Wednesday, November 24, 2010

Devotional 241110

Dear brothers and sisters,
Good morning. It is good to be home again. Thanks for your prayer for my ministry in Philippines. The Word of God was preached and some responded positively to His prompting. Many felt that the sermons directed to the issues they encountered in church. This church is the most missional one among all Chinese churches. The Mission budget is 75% of their general fund. They supported missionaries all over the world. 38 missionaries came back to attend the 45th Mission Conference of their mother church. God is doing great things through this congregation both locally and globally. I thank God for giving me the opportunity to see how He uses this church for His glory. I was humbled by how the Holy Spirit used me to challenge this congregation to grow even more. My experience ties in well with what Eugene Peterson shared about in his devotion.

We are mistaken when we look at the Bible as a spiritual toolbox. We can’t take things out of the Bible and make them work for us. The whole process of the spiritual life is to come before the God who is alive, who becomes present to us in his Word, and who by means of that Word creates and redeems. We don’t use Scripture; God uses Scripture to work his will in us.

Jesus said, “You have your heads in your Bibles constantly because you think you II find eternal life there. But you miss the forest for the trees. These Scriptures are all about me! And here I am, standing right before you, and you aren’t willing to receive from me the life you say you want” (John 5:39-40).
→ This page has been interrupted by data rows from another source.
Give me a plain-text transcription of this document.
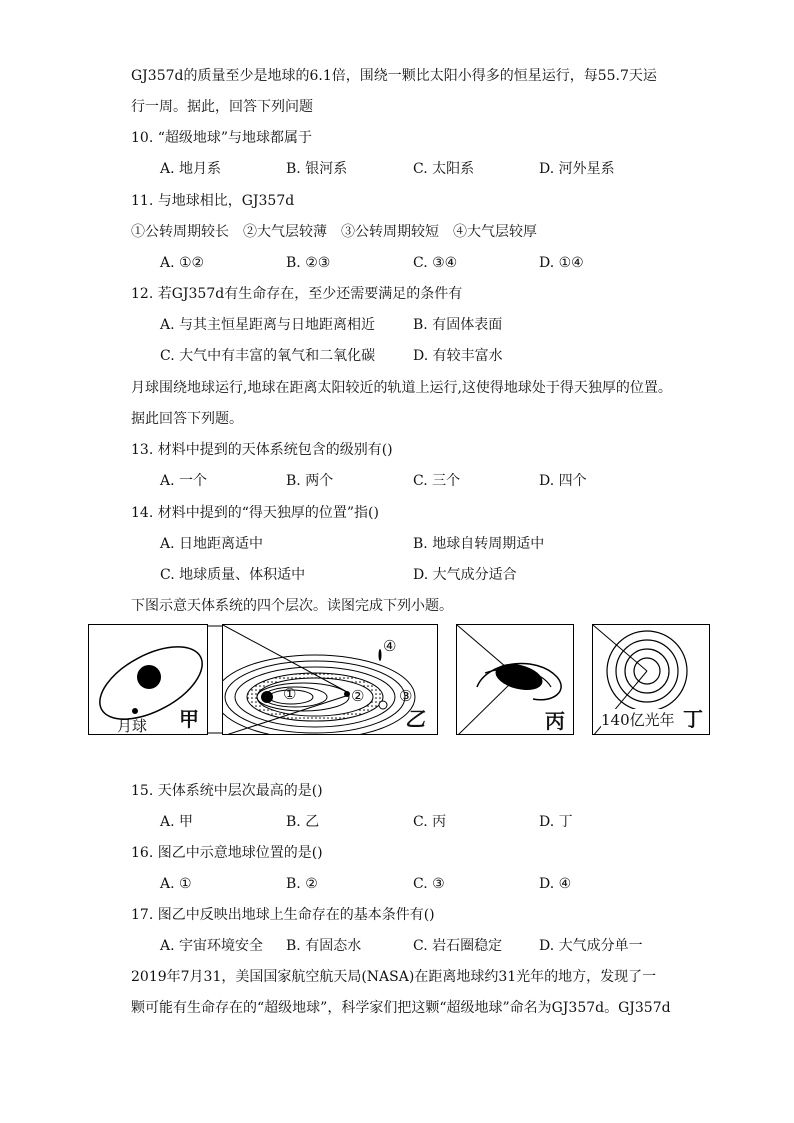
GJ357d的质量至少是地球的6.1倍，围绕一颗比太阳小得多的恒星运行，每55.7天运
行一周。据此，回答下列问题
10. “超级地球”与地球都属于
A. 地月系	B. 银河系	C. 太阳系	D. 河外星系
11. 与地球相比，GJ357d
①公转周期较长　②大气层较薄　③公转周期较短　④大气层较厚
A. ①②	B. ②③	C. ③④	D. ①④
12. 若GJ357d有生命存在，至少还需要满足的条件有
A. 与其主恒星距离与日地距离相近	B. 有固体表面
C. 大气中有丰富的氧气和二氧化碳	D. 有较丰富水
月球围绕地球运行,地球在距离太阳较近的轨道上运行,这使得地球处于得天独厚的位置。
据此回答下列题。
13. 材料中提到的天体系统包含的级别有()
A. 一个	B. 两个	C. 三个	D. 四个
14. 材料中提到的“得天独厚的位置”指()
A. 日地距离适中	B. 地球自转周期适中
C. 地球质量、体积适中	D. 大气成分适合
下图示意天体系统的四个层次。读图完成下列小题。
甲
月球
①	② ③
④
乙	丙 140亿光年 丁
15. 天体系统中层次最高的是()
A. 甲	B. 乙	C. 丙	D. 丁
16. 图乙中示意地球位置的是()
A. ①	B. ②	C. ③	D. ④
17. 图乙中反映出地球上生命存在的基本条件有()
A. 宇宙环境安全 B. 有固态水	C. 岩石圈稳定	D. 大气成分单一
2019年7月31，美国国家航空航天局(NASA)在距离地球约31光年的地方，发现了一
颗可能有生命存在的“超级地球”，科学家们把这颗“超级地球”命名为GJ357d。GJ357d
It is a great blessing to have God’s Word written so that we can read it at any time, but that the Word is written also involves us in difficulties not attended to often enough. These difficulties are at the very center of the spiritual life. The difficulties radiate out of a position of ownership—supposing that we own the Word, rather than letting the Word possess us. The simple act of buying a Bible has subtle side effects we need to counter. It is easy to suppose that since we bought it, we own it, and therefore can use it the way we wish.

This danger was not as acute when most Christians were illiterate, for they never read Scripture; they heard it. The words of the Bible were first spoken and listened to. Most of it was in oral form before it was written down. Even the Epistles, which originated as writings, were read aloud and listened to in the churches to which they were written.
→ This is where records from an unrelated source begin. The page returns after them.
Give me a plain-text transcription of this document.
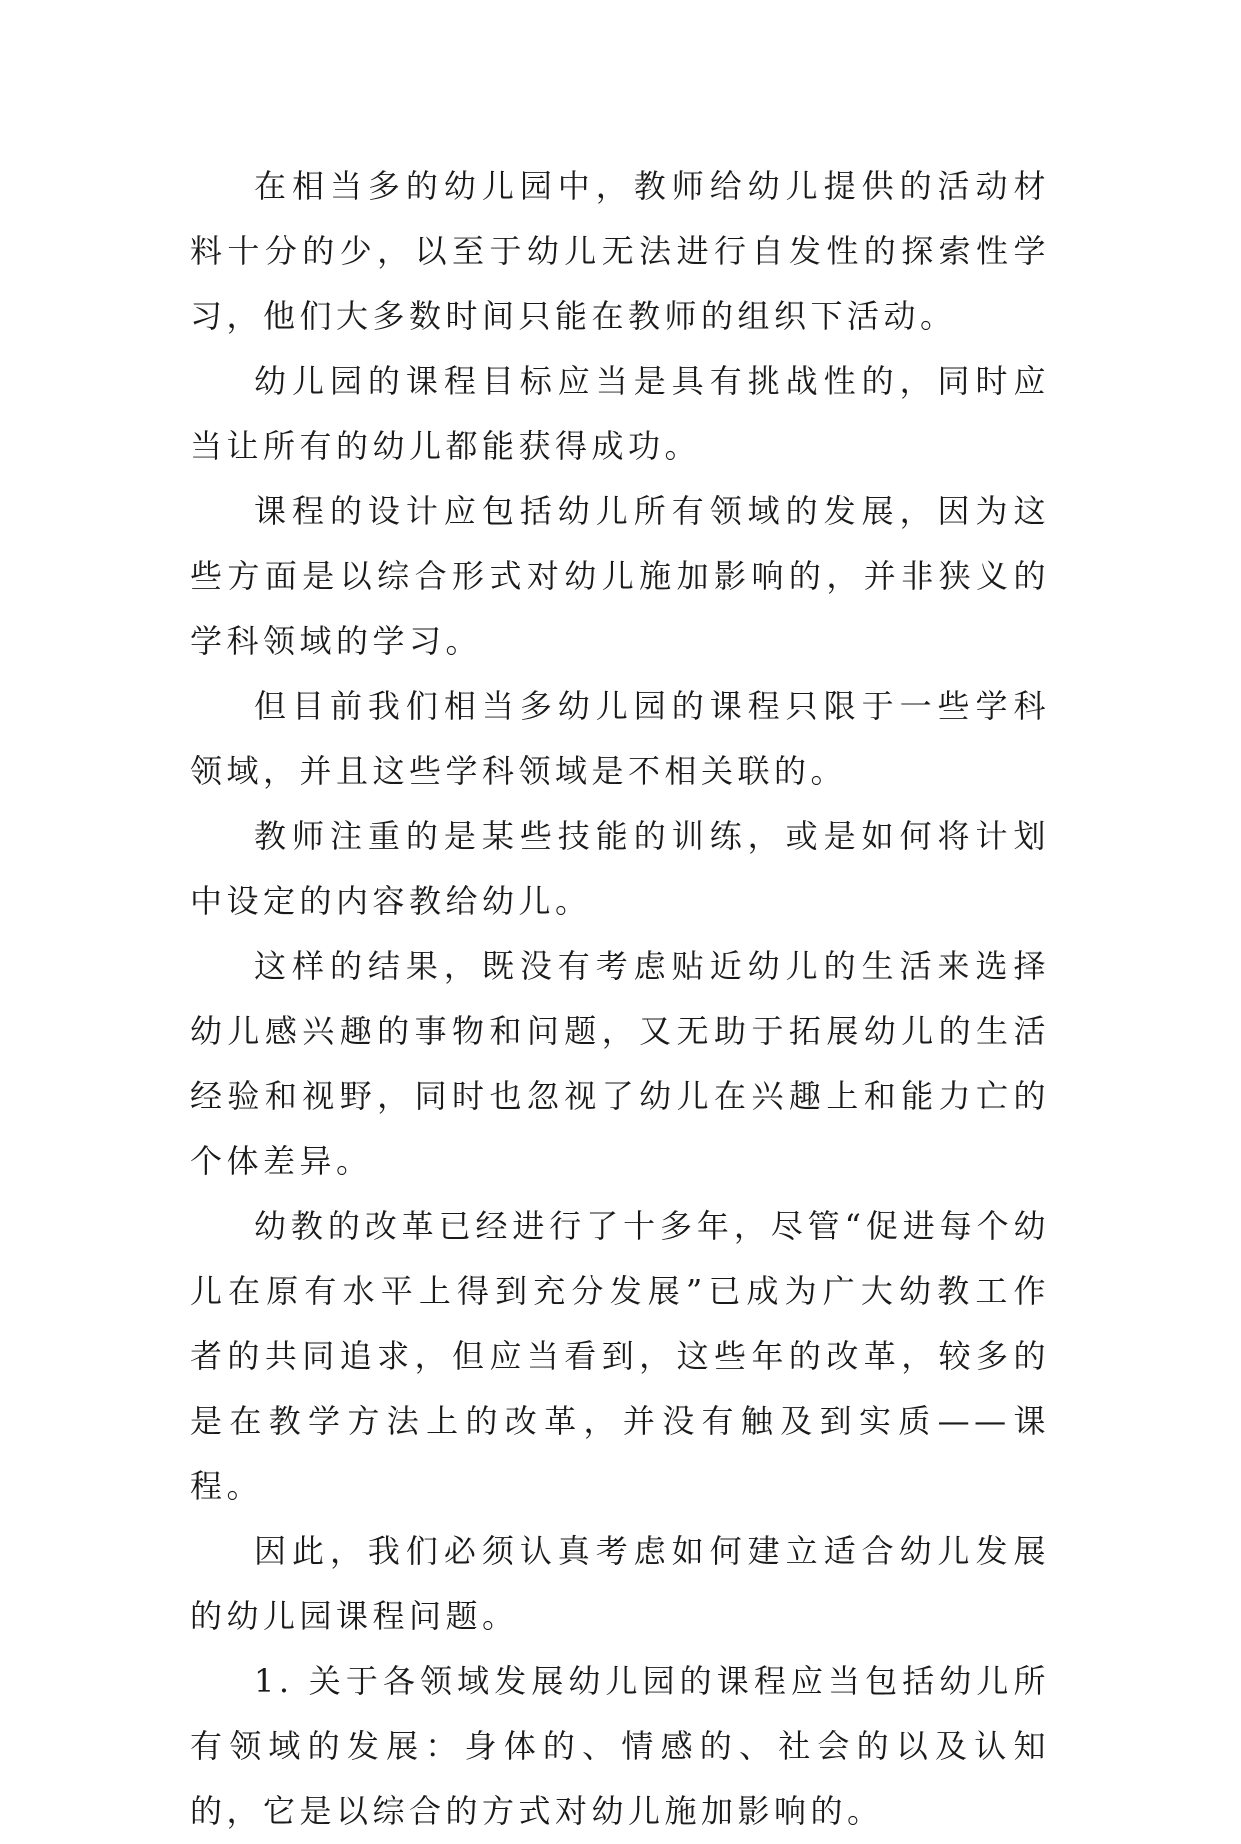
在相当多的幼儿园中，教师给幼儿提供的活动材料十分的少，以至于幼儿无法进行自发性的探索性学习，他们大多数时间只能在教师的组织下活动。

幼儿园的课程目标应当是具有挑战性的，同时应当让所有的幼儿都能获得成功。

课程的设计应包括幼儿所有领域的发展，因为这些方面是以综合形式对幼儿施加影响的，并非狭义的学科领域的学习。

但目前我们相当多幼儿园的课程只限于一些学科领域，并且这些学科领域是不相关联的。

教师注重的是某些技能的训练，或是如何将计划中设定的内容教给幼儿。

这样的结果，既没有考虑贴近幼儿的生活来选择幼儿感兴趣的事物和问题，又无助于拓展幼儿的生活经验和视野，同时也忽视了幼儿在兴趣上和能力亡的个体差异。

幼教的改革已经进行了十多年，尽管“促进每个幼儿在原有水平上得到充分发展”已成为广大幼教工作者的共同追求，但应当看到，这些年的改革，较多的是在教学方法上的改革，并没有触及到实质——课程。

因此，我们必须认真考虑如何建立适合幼儿发展的幼儿园课程问题。

1. 关于各领域发展幼儿园的课程应当包括幼儿所有领域的发展：身体的、情感的、社会的以及认知的，它是以综合的方式对幼儿施加影响的。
Hearing a word is different from reading a word. When we hear, we are poised for response; something is happening. A listener doesn’t take a word or a phrase, then walk off and analyze it—that would be to miss the message. A speaking person presents a whole message to us, and we respond as whole persons. But the moment the message is written down, we can stop listening if we are so minded.

Have you not read in the book of Moses, in the account of the bush, how God said to him, 'I am the God of Abraham, the God of Isaac, and the God of Jacob’? He is not the God of the dead, but of the living. You are badly mistaken! (Mark 12:26b-27)

I agreed with Peterson that our attitude toward Bible tends to be like reading a regular book that we possess. So we take it out to enjoy it if our mood is right. But if it does not give us what we want, we simply put it away back to our bookshelf and ignore it. We dictate and choose what we want from the Bible. Not unless we submit ourselves to the Bible just as we submit under God, we will not give Holy Spirit the freedom to speak to us through the Bible in whatever way He wants. The written word of God invites different analysis and interpretation, which creates division in church. The word of God is meant to call for our obedience to His Word instead of critical analysis of it. Have mercy on us O Lord. Help us to discern our attitude as we submit ourselves to your Word.